This is the true me on these pages. I've always loved sunflowers but...never thought of them as anything but flowers. They are tall, beautiful and proud. That's everything I'm desperately trying to be. So maybe, just maybe, I can be like them someday. Even though I know everything will be ok...I can't help but doubt everything sometimes. That is what makes life interesting I guess.
About the Blogger
This blog belongs to a 17 year old girl living in the United States. She has many self-diagnosed problems that send her into tailspins quite often. This includes clinical lycanthropy, depression, possible bipolar, mild sociophobia and severe driving anxiety. Despite her friends, she feels alone. She hates things about herself, yes, but this is why she started the blog. She felt as if she could better express herself through the Internet and being anonymous. This is all she wants you to know about herself in general as to stay anonymous to her friends who may run across this blog. Please understand. If you recognize her, please don't say anything. This is her only possible outlet. She has kept your secrets...please just keep this one.

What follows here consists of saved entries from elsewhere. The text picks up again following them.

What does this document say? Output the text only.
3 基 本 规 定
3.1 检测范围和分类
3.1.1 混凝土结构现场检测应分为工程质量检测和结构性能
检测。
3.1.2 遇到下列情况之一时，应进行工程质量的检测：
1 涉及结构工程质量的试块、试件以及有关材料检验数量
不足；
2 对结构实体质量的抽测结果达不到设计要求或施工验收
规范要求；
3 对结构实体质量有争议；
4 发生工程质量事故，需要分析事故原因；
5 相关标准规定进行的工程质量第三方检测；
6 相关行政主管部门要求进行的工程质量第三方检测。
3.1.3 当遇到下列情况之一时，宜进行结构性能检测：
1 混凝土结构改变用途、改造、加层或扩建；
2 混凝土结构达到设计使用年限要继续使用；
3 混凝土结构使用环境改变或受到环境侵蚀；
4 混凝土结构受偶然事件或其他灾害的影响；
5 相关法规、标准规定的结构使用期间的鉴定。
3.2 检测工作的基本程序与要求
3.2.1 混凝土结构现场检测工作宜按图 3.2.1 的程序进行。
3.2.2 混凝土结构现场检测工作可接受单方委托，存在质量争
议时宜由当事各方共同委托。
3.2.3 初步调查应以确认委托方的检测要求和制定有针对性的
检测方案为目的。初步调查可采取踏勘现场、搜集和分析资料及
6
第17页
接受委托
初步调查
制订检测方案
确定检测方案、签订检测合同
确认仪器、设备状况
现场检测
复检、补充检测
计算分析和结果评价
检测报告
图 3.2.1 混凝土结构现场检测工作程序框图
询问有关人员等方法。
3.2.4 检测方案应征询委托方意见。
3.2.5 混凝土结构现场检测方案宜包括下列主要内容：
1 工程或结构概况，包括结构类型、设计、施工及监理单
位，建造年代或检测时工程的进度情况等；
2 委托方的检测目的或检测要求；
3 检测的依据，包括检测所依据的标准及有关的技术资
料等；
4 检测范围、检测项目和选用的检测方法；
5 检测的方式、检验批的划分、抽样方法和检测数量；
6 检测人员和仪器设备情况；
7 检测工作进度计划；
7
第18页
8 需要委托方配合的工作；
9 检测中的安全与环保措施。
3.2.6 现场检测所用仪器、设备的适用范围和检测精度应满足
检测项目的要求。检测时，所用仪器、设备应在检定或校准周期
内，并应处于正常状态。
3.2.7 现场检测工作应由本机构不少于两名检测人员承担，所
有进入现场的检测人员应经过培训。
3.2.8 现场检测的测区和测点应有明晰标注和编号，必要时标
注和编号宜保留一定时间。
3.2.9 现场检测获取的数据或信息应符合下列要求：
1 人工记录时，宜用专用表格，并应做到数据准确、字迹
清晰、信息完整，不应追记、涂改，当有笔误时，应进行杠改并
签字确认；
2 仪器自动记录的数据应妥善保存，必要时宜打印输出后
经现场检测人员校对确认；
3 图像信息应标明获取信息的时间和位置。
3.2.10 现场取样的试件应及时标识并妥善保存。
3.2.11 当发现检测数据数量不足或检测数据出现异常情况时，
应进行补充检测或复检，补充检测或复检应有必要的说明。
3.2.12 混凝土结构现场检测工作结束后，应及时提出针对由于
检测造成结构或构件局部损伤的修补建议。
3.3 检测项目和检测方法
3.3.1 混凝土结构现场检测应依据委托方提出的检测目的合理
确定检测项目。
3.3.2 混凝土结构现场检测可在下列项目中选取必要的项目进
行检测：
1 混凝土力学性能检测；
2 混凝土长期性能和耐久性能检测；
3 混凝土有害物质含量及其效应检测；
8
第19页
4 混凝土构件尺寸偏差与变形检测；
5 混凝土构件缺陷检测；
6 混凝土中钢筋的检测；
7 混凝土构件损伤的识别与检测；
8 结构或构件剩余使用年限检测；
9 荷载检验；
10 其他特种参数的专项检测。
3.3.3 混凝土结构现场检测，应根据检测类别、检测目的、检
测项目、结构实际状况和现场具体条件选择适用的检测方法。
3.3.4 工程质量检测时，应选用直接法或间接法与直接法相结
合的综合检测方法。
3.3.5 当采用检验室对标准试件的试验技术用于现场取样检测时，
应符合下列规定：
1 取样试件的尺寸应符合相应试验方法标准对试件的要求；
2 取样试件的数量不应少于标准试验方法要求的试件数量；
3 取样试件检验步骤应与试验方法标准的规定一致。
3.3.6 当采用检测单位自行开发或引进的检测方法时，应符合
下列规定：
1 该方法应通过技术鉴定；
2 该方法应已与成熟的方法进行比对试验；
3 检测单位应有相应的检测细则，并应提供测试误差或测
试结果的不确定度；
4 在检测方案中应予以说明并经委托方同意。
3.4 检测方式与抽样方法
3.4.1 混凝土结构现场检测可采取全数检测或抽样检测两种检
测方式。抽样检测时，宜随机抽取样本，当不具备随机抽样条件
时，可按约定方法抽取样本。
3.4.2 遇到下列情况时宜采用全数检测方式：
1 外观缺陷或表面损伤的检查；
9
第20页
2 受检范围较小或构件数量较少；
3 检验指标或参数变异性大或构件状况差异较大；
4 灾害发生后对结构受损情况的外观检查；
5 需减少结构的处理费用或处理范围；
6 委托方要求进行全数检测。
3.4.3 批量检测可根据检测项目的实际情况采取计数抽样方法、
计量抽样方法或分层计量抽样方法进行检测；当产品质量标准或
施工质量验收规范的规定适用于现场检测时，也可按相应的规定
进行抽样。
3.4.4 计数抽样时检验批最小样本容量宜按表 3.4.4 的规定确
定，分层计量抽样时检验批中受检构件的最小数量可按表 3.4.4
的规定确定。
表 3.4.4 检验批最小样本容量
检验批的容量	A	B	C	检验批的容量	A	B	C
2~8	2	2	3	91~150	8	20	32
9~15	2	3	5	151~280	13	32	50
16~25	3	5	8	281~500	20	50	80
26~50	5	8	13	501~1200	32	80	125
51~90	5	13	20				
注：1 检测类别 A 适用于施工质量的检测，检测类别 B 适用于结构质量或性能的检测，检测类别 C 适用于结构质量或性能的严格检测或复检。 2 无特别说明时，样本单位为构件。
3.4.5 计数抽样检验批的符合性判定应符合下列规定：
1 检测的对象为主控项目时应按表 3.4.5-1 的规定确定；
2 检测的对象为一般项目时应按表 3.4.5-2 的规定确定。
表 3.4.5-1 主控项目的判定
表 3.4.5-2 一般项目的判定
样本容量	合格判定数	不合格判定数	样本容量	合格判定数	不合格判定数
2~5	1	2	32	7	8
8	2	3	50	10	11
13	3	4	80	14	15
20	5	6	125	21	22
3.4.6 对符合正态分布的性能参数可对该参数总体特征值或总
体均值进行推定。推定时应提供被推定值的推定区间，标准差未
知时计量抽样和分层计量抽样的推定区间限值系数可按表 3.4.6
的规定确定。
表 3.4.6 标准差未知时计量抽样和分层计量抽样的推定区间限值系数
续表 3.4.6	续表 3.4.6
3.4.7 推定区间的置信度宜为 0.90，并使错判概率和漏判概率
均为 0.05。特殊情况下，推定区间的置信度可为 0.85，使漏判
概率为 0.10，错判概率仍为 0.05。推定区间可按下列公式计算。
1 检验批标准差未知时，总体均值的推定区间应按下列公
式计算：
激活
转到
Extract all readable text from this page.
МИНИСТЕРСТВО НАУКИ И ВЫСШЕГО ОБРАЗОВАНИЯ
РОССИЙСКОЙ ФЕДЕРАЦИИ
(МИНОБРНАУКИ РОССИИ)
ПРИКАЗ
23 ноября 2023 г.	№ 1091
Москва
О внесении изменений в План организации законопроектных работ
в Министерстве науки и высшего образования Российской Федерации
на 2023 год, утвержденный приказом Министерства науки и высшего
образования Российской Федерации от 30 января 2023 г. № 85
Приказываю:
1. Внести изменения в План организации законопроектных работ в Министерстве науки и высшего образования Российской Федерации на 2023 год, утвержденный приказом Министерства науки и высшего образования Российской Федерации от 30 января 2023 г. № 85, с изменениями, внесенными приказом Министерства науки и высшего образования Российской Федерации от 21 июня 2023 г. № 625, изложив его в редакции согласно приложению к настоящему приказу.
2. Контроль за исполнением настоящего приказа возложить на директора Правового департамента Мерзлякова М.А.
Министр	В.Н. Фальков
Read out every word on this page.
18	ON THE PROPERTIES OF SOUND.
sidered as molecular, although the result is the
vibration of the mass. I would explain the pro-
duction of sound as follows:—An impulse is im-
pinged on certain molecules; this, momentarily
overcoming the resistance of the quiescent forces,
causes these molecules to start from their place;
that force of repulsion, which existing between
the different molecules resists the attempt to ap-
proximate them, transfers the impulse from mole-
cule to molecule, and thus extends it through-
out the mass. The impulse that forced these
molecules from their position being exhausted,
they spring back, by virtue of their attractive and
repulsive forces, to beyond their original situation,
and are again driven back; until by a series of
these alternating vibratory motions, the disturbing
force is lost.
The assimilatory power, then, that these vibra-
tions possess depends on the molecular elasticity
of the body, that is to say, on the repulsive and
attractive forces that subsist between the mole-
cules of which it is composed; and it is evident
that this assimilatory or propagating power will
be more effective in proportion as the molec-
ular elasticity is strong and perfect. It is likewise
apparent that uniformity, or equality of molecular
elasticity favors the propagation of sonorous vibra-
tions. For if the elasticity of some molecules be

Saturday, September 8, 2012
So Depressed 9/8/2012
On another depressed note, my mom almost made me drive today. I will avoid it if at all possible. I hate driving. I never want to drive but society thinks your retarded if you can't so whatever. What if I want to walk or take the bus in my life? Why do I need to know how to drive? I don't see what the big deal is. Can't I be grown up and adult without my license? Forget this world. Forget everything. I'm going to bed. Just freakin' leave me alone while I wait for another painful and pointless day.